Huft!! Damar menghela napas panjang sebelum akhirnya menundukkan kepalanya. Saat ini perasaan Damar sedang berkecamuk tak karuan. Ada banyak perasaan yang sekarang berputar-putar dalam hatinya: kesal, marah, kecewa, takut dan juga … sedih. Tapi di antara semua perasaan itu, perasaan takut dan sedih, dua perasaan itu benar-benar hampir menguasai perasaan Damar saat ini.
Sudah kuduga!! Itu tadi firasat buruk sama seperti waktu itu!! Damar yang sedang menyalahkan dirinya, menarik rambutnya sendiri untuk melampiaskan perasaannya saat ini.
“Kamu nggak salah! Kamu tahu kan?”
Damar melepaskan tangannya dan buru-buru mengangkat kepalanya, ketika mendengar suara familiar di dekatnya: Yayok. Damar yang tahu wajahnya saat ini terlihat sangat buruk, pura-pura tersenyum pada Yayok. “Ke-kenapa kamu di sini, Yok?”
“Ali, gimana?” Bukannya menjawab pertanyaan Damar, Yayok justru bertanya balik pada Damar.
“Nggak papa kok. Bentar lagi, mungkin sadar.”
“Gimana lukanya?” tanya Yayok lagi.
“Lukanya nggak fatal. Tembakan Amar nggak kena jantung. Jadi Ali hanya perlu cuti dan nantinya dia pasti akan baik-baik saja.”
“Yeah sudah aku duga operasinya lancar. Harusnya aku nggak ke sini!” Yayok duduk di samping Damar sembari menghela napas pertanda rasa leganya.
“Yeah … kenapa kamu di sini? Yang terluka kan, anak buahku bukan anak buahmu!” Damar menjawab seolah dirinya baik-baik saja.
Tapi Yayok tahu bahwa Damar saat ini sedang dalam keadaan tidak baik-baik saja. Yayok menyandarkan tubuhnya ke sandaran kursi dan melirik ke arah Damar. “Kamu tahu kan selama kamu kerja di bidang ini, kamu nggak akan bisa lepas dari yang namanya kecelakaan, luka dan kematian??”
Damar menganggukkan kepalanya lemah. “Aku tahu.”

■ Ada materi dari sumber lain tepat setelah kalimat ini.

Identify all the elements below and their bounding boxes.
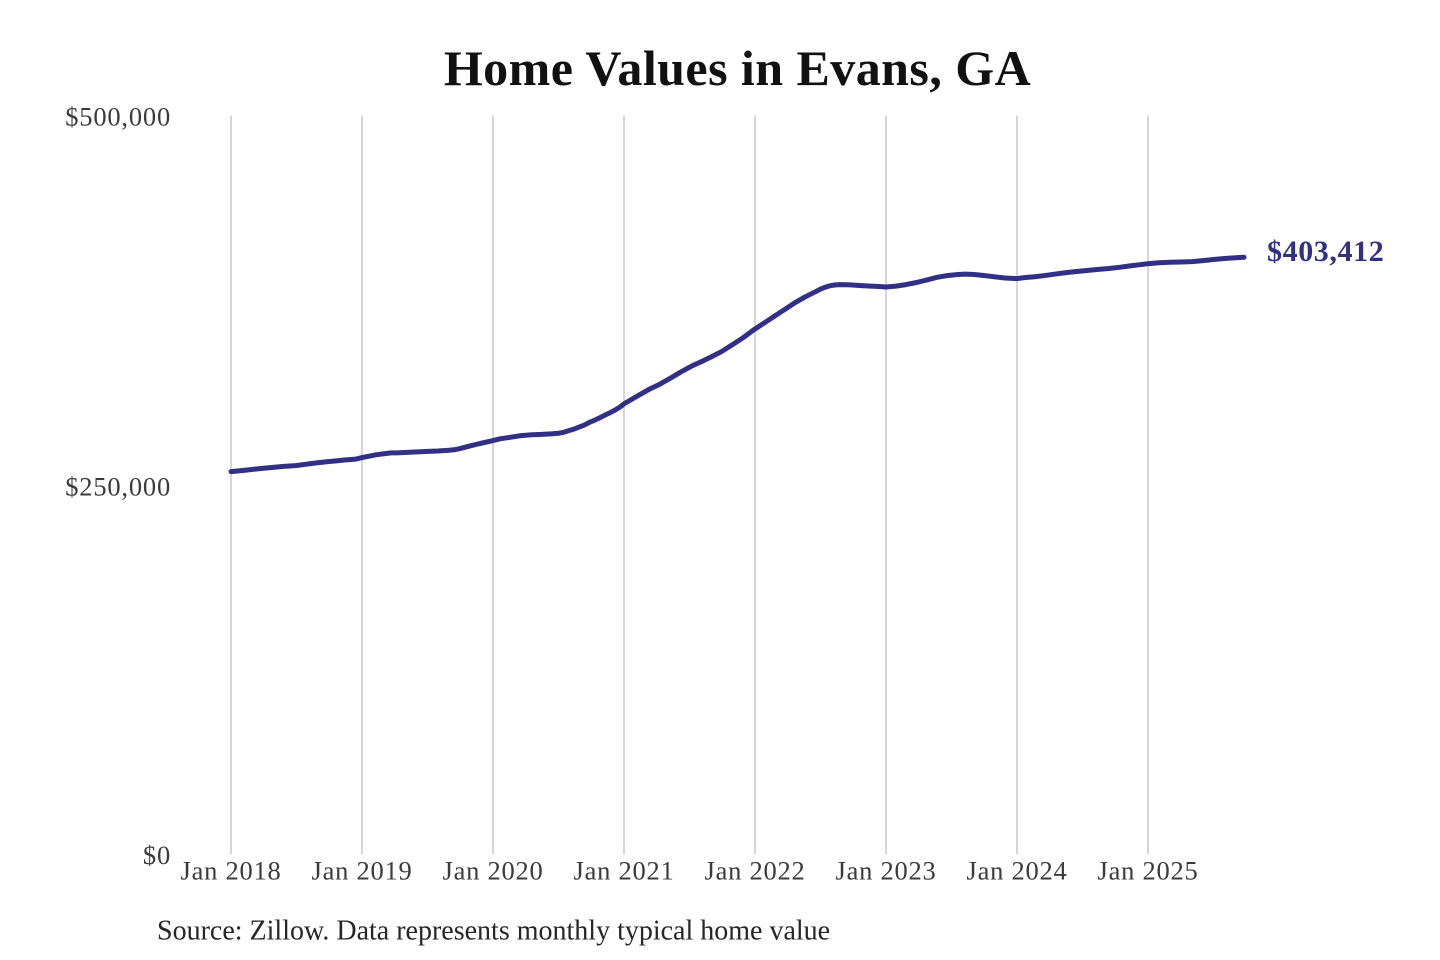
svg-text:Jan 2020: Jan 2020 — [443, 856, 544, 886]
svg-text:Jan 2021: Jan 2021 — [574, 856, 675, 886]
svg-text:Home Values in Evans, GA: Home Values in Evans, GA — [444, 40, 1031, 96]
svg-text:Jan 2023: Jan 2023 — [836, 856, 937, 886]
svg-text:$0: $0 — [143, 840, 171, 870]
svg-text:$250,000: $250,000 — [65, 472, 171, 502]
svg-text:Jan 2019: Jan 2019 — [312, 856, 413, 886]
svg-text:Jan 2022: Jan 2022 — [705, 856, 806, 886]
svg-text:$403,412: $403,412 — [1267, 235, 1384, 268]
svg-text:Jan 2024: Jan 2024 — [967, 856, 1068, 886]
svg-text:Jan 2018: Jan 2018 — [181, 856, 282, 886]
svg-text:Source: Zillow. Data represent: Source: Zillow. Data represents monthly … — [157, 916, 830, 947]
svg-text:$500,000: $500,000 — [65, 101, 171, 131]
svg-text:Jan 2025: Jan 2025 — [1098, 856, 1199, 886]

“Jangan nyalahin diri sendiri! Aku sudah dengar ceritanya, Ali begini karena merasa tindakannya benar! Kalo bukan karena kamu yang tadi bergerak cepat melindunginya, memberi pertolongan pertama dan segera membawanya ke rumah sakit, Ali mungkin sudah kehilangan nyawanya.” Yayok memberikan wejangan pada Damar. Cukup dengan melihat saja, Yayok tahu bahwa Damar saat ini sedang dalam keadaan kacau karena melihat Ali terluka.
“Ya, aku tahu.” Damar bangkit dari duduknya di depan ruang rawat Ali. “Aku harus pergi, bisa aku titip Ali? Kabari aku kalo dia sadar nanti! Aku masih harus ngerjain tugas Ali dan buat laporan ke komisaris.”
“Ya.” Yayok menganggukkan kepalanya paham. “Setelah ini … traktir aku makan, jangan lupa!!”
“Ya, mie ayam cukup kan?” Damar menjawab sembari berjalan pergi.